Il y a aussi une paresse des intellectuels français qui s’enferment dans un certain nombre de mythes sur le socialisme, le communisme et le capitalisme. Ils rêvent d’une « solution totale des problèmes sociaux », comme l’expliquait si bien Raymond Aron dans L’Opium des intellectuels. Ils ne s’intéressent pas suffisamment à la philosophie libérale, ne lisent pas les auteurs libéraux et lorsqu’ils le font, c’est pour en dresser une vision caricaturale. Or, les intellectuels se reposent sur les travaux des grands penseurs ou philosophes pour répandre leurs propres idées dans les sphères institutionnelles, éducatives, médiatiques, etc. Ce n’est donc pas étonnant que le libéralisme soit si mal compris en France.
Quels seraient les bienfaits de réformes libérales en France ?
Des réformes libérales impliquent un changement profond dans l’organisation de nos institutions. L’abandon de l’hyperprésidentialisme serait un moyen de mettre fin à notre immaturité institutionnelle : il n’y aurait plus cette obsession des élections à l’image d’un grand cirque national, ni cette frustration d’élire un chef d’État qui décide de tout dans les moindres détails, sans que les électeurs n’aient leur mot à dire pendant cinq ans. Avec une vraie décentralisation qui redonne de l’autonomie au plus petit échelon, ainsi qu’une subsidiarité ascendante, il est certain que les gens n’auront plus ce sentiment d’être dépossédés du cours de la vie politique, ou d’une déconnexion entre le peuple et ses élites. C’est crucial si l’on veut renouer avec une vie démocratique saine, même si ce n’est évidemment pas suffisant.
Ensuite, la suppression du statut de fonctionnaire serait un moyen d’attaquer la bureaucratie dans ses fondements, qui mine le fonctionnement de notre démocratie. La bureaucratie, c’est la forme pervertie d’une administration qui n’a plus rien à voir avec une administration efficace, réactive et responsable de ses actes. La fin de l’emploi à vie pour les agents de l’administration favoriserait une culture de la responsabilité et mettrait fin à une certaine forme de clientélisme politique.

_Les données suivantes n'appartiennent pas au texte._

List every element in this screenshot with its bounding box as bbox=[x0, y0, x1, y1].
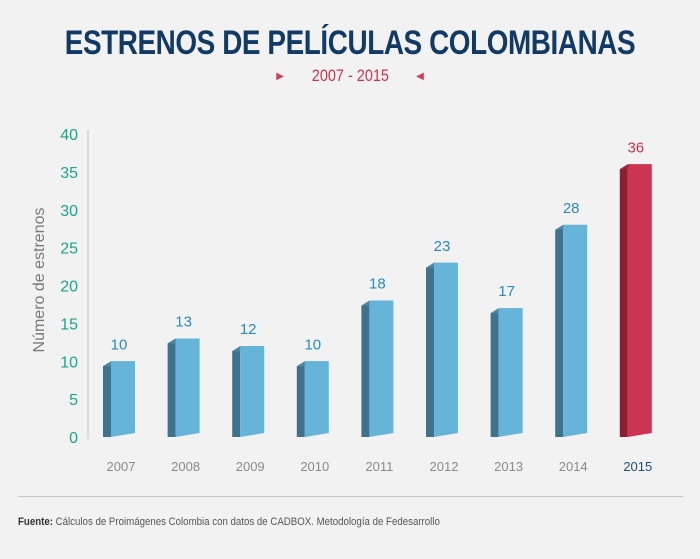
x-tick-label-2009: 2009 bbox=[236, 459, 265, 474]
bar-side bbox=[361, 300, 370, 437]
y-axis-label: Número de estrenos bbox=[31, 208, 48, 353]
y-tick-label: 35 bbox=[60, 165, 78, 182]
y-tick-label: 15 bbox=[60, 316, 78, 333]
x-tick-label-2013: 2013 bbox=[494, 459, 523, 474]
y-axis: 0 5 10 15 20 25 30 35 40 bbox=[60, 127, 89, 447]
bar-side bbox=[296, 361, 305, 437]
bar-side bbox=[232, 346, 241, 437]
x-tick-label-2010: 2010 bbox=[300, 459, 329, 474]
value-label-2011: 18 bbox=[369, 276, 386, 293]
bar-2013 bbox=[490, 308, 523, 437]
triangle-left-icon: ◀ bbox=[416, 71, 424, 82]
bar-side bbox=[619, 164, 628, 438]
value-label-2013: 17 bbox=[498, 283, 515, 300]
value-labels: 10 13 12 10 18 23 17 28 36 bbox=[111, 139, 644, 353]
x-tick-label-2008: 2008 bbox=[171, 459, 200, 474]
y-tick-label: 25 bbox=[60, 241, 78, 258]
page-title: ESTRENOS DE PELÍCULAS COLOMBIANAS bbox=[64, 24, 636, 62]
bar-front bbox=[240, 346, 265, 437]
value-label-2012: 23 bbox=[434, 238, 451, 255]
bar-2012 bbox=[426, 262, 458, 437]
bar-2011 bbox=[361, 300, 394, 437]
triangle-right-icon: ▶ bbox=[276, 71, 284, 82]
bar-side bbox=[490, 308, 499, 437]
value-label-2010: 10 bbox=[304, 336, 321, 353]
footer-label: Fuente: bbox=[18, 516, 53, 528]
value-label-2007: 10 bbox=[111, 336, 128, 353]
y-tick-label: 20 bbox=[60, 279, 78, 296]
bar-front bbox=[563, 224, 588, 437]
x-tick-label-2007: 2007 bbox=[107, 459, 136, 474]
x-tick-label-2014: 2014 bbox=[559, 459, 588, 474]
y-tick-label: 10 bbox=[60, 354, 78, 371]
bar-front bbox=[175, 338, 200, 437]
x-tick-label-2012: 2012 bbox=[430, 459, 459, 474]
bar-front bbox=[434, 262, 458, 437]
bar-front bbox=[111, 361, 135, 437]
bar-2008 bbox=[167, 338, 200, 437]
value-label-2008: 13 bbox=[175, 314, 192, 331]
value-label-2014: 28 bbox=[563, 200, 580, 217]
value-label-2015: 36 bbox=[627, 139, 644, 156]
bar-side bbox=[103, 361, 111, 437]
bar-2014 bbox=[555, 224, 588, 437]
x-tick-label-2011: 2011 bbox=[365, 459, 393, 474]
subtitle-row: ▶ 2007 - 2015 ◀ bbox=[0, 66, 700, 86]
value-label-2009: 12 bbox=[240, 321, 257, 338]
x-tick-label-2015: 2015 bbox=[623, 459, 652, 474]
footer-text: Cálculos de Proimágenes Colombia con dat… bbox=[55, 516, 440, 528]
bar-chart: 0 5 10 15 20 25 30 35 40 10 13 12 10 18 23 17 28 36 2007… bbox=[31, 127, 653, 474]
bar-front bbox=[627, 164, 652, 438]
bar-2015 bbox=[619, 164, 652, 438]
y-tick-label: 40 bbox=[60, 127, 78, 144]
bar-side bbox=[555, 224, 564, 437]
x-labels: 2007 2008 2009 2010 2011 2012 2013 2014 2015 bbox=[107, 459, 653, 474]
footer-divider bbox=[18, 496, 683, 497]
bar-2010 bbox=[296, 361, 329, 437]
bar-2009 bbox=[232, 346, 265, 437]
bar-front bbox=[369, 300, 394, 437]
bar-2007 bbox=[103, 361, 135, 437]
y-tick-label: 30 bbox=[60, 203, 78, 220]
bar-side bbox=[426, 262, 434, 437]
subtitle: 2007 - 2015 bbox=[311, 66, 389, 85]
y-tick-label: 5 bbox=[69, 392, 78, 409]
bar-side bbox=[167, 338, 176, 437]
bars bbox=[103, 164, 652, 438]
footer-source: Fuente: Cálculos de Proimágenes Colombia… bbox=[18, 516, 440, 528]
bar-front bbox=[498, 308, 523, 437]
y-tick-label: 0 bbox=[69, 430, 78, 447]
bar-front bbox=[304, 361, 329, 437]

On ne peut pas non plus parler sérieusement de réformes libérales sans évoquer l’abolition des ministères inutiles et dispendieux :
- ministère de la Transition écologique et solidaire
- ministère de l’Europe et des Affaires étrangères
- ministère de la Cohésion des territoires
- ministère des Solidarités et de la Santé
- ministère de l’Économie et des Finances
- ministère de la Culture
- ministère du Travail
- ministère de l’Éducation nationale
- ministère de l’Agriculture et de la Souveraineté alimentaire
- ministère de l’Action et des Comptes publics
- ministère de l’Enseignement supérieur, de la Recherche et de l’innovation
- ministère des Outre-mer
- ministère des Sports
- secrétariat d’État chargé de l’égalité entre les femmes et les hommes
A-t-on l’équivalent dans d’autres pays étrangers ? La France est tellement malade de cette culture centralisatrice que c’en est presque risible. Voilà une première manière de rationaliser les comptes publics.
Deux réformes libérales prioritaires à mettre en place ?
Déprésidentialiser la Cinquième République avec la subsidiarité ascendante.
Supprimer le statut de fonctionnaire.